The RTX 2080 Ti Super isn't coming... yet

Nvidia RTX Super Turing graphics cards

Nvidia may still launch a GeForce RTX 2080 Ti Super this year, but that RTX T10-8 graphics card referenced in the latest AIDA 64 beta release ain’t it. It’s looking like that’s actually a new TU102-based RTX Tesla card being used in Nvidia server-land to power the new ray tracing back end for the RTX-y GeForce Now update announced this week.

It was previously speculated that the reference could only realistically mean one thing – an RTX 2080 Ti Super was on its way to really put the performance boot into AMD’s Navi plans. The TU102 GPU is the big Turing chip, the most powerful GPU of the current Nvidia range, and the most powerful of all the customer-facing graphics silicon out there. Given that the RTX 2080 Ti is the only GPU to not have its own Super edition, a year after its Gamescom 2018 launch, it seemed like a pretty good bet.

But gamers trying to access the RTX-powered GeForce Now service in the US have discovered that the RTX T10-8 is the GPU referenced in the application when you’re running games on an RTX-powered GFN server.

The first noises about the RTX T10-8 came from serial Twitter analyst Komachi who posted the release notes from the AIDA64 6.00.5151 beta last week. Everyone jumped on board with the natural assumption this was an unreleased GeForce card ready to come to market in the coming months.

But a reddit post today points out that folk on the Nvidia GeForce forums have been trying to access the new ray tracing-capable GeForce Now game streaming service in the US and found that the USW2 servers sometimes reported the RTX T10-8 GPUs. That would seem to indicate a Turing-powered Tesla GPU is being utilised for cloud gaming in the two RTX GeForce Now regions Nvidia is launching with first. That’s Northern California and Germany for those who didn’t see the GeForce Now RTX announcement this week.

Nvidia server GPUs

Unfortunately it does seem like Nvidia has taken those RTX T10-8 servers down for the time being as forum members are reporting that they’re only seeing the older Tesla P40 GPUs now. At the moment that’s not such a bad thing as the performance of the RTX T10-8 cards seemed to be far worse than the old Pascal-based Tesla hardware.
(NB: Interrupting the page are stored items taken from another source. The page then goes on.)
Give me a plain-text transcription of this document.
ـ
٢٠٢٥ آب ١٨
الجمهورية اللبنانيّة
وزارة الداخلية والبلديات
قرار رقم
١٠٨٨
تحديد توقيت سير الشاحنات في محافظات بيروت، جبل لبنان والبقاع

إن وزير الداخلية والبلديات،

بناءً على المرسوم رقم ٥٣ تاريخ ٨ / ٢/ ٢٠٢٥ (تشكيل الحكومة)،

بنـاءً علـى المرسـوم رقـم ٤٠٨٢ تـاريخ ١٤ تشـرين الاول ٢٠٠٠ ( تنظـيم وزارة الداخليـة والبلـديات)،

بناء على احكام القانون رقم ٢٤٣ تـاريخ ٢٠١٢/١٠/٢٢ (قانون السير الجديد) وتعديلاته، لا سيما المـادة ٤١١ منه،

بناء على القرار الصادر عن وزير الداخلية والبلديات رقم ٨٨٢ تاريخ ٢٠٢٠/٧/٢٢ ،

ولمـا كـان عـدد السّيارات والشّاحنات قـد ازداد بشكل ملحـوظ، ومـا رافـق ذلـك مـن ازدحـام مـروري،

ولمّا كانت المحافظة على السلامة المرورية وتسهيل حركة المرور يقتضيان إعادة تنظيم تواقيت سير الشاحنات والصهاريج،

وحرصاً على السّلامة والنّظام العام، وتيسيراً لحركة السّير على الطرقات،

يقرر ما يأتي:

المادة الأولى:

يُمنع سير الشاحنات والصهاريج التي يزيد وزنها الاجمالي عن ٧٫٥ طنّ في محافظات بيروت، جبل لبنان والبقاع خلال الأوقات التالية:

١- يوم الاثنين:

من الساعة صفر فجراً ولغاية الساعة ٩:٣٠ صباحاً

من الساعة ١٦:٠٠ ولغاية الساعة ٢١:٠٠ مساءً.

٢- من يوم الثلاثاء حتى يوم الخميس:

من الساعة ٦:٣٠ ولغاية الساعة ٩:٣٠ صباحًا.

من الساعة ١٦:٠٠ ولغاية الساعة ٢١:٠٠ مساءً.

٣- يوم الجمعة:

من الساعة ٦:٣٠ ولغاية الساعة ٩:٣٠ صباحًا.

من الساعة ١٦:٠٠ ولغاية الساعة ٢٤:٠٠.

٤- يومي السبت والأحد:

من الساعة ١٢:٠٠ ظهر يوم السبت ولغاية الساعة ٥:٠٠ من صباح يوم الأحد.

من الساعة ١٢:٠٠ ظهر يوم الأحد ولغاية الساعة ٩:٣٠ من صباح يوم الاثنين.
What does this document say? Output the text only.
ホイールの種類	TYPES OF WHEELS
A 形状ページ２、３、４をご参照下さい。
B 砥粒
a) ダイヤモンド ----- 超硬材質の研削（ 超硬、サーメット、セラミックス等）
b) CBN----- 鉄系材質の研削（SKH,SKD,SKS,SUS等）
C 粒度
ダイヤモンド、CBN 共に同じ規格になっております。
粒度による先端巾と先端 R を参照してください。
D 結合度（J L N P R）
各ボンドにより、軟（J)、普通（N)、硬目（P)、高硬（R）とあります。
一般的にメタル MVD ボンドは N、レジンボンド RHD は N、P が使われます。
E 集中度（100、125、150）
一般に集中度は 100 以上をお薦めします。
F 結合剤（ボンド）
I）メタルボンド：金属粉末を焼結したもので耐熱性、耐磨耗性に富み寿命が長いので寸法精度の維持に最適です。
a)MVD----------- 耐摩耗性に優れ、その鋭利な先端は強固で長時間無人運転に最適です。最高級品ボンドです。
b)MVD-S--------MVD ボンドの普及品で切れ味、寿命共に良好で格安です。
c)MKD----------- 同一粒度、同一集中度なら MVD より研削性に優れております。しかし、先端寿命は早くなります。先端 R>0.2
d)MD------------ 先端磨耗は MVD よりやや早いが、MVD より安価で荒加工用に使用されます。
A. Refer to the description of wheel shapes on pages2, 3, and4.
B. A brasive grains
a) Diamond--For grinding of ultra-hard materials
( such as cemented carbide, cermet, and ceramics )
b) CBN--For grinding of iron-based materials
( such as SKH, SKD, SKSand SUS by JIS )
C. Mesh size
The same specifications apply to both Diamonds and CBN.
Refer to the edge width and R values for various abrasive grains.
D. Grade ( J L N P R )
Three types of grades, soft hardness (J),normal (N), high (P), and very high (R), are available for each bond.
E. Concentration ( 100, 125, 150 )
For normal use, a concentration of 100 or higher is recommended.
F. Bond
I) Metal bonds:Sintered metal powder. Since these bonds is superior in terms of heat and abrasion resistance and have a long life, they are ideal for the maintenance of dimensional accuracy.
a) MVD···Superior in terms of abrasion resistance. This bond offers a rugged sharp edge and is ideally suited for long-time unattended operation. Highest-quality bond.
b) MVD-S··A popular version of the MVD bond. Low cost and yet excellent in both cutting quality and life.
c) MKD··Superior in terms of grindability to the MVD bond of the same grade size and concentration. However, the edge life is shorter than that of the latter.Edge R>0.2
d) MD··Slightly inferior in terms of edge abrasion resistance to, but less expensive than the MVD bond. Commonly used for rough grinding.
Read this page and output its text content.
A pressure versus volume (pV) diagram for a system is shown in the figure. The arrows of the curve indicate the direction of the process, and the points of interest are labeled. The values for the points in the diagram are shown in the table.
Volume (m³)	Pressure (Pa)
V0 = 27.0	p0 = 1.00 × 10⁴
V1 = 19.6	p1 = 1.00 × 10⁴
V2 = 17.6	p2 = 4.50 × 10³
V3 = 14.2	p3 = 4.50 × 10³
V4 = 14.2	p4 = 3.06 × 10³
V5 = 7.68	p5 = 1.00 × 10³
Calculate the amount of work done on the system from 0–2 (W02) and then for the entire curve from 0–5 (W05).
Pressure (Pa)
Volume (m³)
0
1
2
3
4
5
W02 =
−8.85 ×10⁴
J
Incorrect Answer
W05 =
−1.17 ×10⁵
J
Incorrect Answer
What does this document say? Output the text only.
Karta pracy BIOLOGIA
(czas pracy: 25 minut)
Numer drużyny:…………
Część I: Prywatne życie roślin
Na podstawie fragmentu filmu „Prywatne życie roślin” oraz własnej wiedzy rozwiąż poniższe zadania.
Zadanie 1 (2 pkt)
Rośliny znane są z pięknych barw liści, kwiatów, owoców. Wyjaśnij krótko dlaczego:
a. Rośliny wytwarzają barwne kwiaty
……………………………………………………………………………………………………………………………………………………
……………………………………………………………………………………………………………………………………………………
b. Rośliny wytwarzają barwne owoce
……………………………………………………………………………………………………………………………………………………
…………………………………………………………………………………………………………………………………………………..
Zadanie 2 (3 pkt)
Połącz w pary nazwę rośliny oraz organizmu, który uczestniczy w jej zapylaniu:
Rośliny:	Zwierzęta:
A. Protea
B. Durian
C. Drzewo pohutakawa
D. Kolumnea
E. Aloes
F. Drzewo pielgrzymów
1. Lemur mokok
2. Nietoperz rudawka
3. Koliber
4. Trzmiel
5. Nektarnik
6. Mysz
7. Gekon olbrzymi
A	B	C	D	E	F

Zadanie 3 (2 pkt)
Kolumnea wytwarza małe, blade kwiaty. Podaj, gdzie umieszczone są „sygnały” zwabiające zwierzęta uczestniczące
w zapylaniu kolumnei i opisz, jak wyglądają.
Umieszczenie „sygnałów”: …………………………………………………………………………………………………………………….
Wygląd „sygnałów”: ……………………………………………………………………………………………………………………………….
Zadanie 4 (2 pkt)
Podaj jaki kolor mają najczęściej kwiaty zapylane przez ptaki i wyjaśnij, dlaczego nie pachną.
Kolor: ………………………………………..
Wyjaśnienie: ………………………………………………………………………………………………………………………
One user ran the 3DMark Fire Strike benchmark on the service and found a 52% decrease in overall performance. That’s not going to get you super-smooth ray tracing in your streamed Shadow of the Tomb Raider or Metro Exodus games now, is it?

But given that the GeForce Now service was running on a non-DX12 operating system (Windows Server 2012) you didn’t seem to be able to access any DirectX Raytracing based pretties anyway. Seems like it’s not just the actual GPU hardware that needs updating, someone needs to get down and dirty with an OS upgrade too.

Not a fun job…

Nvidia RTX 2080 Ti

What is the Nvidia RTX 2080 Ti Super release date then?

Well, there’s still no definitive proof that Nvidia is actually going to bother releasing a Super edition of its current top card at all. Before any of the Super cards got released there was an EEC registration which looked awfully like an updated RTX 2080 Ti GPU, but Nvidia has since stated it has no intention of releasing one.

To be fair, it doesn’t need to. The RTX 2080 Ti is still unchallenged at the top of the consumer graphics card tech tree and the rumoured ‘Nvidia Killer’ Radeon card is still just an AMD fan-boy’s wet dream right now.

Though rumours persist of a 4,096 core big Navi GPU on its way. Navi 14 is looking like the low-end, RX 5600 or RX 5500 cards’ GPU, but the Navi 12, which has also been given some Linux driver love this month, could end up being the touted big boy.

Then Nvidia might want to change its mind about releasing an RTX 2080 Ti Super.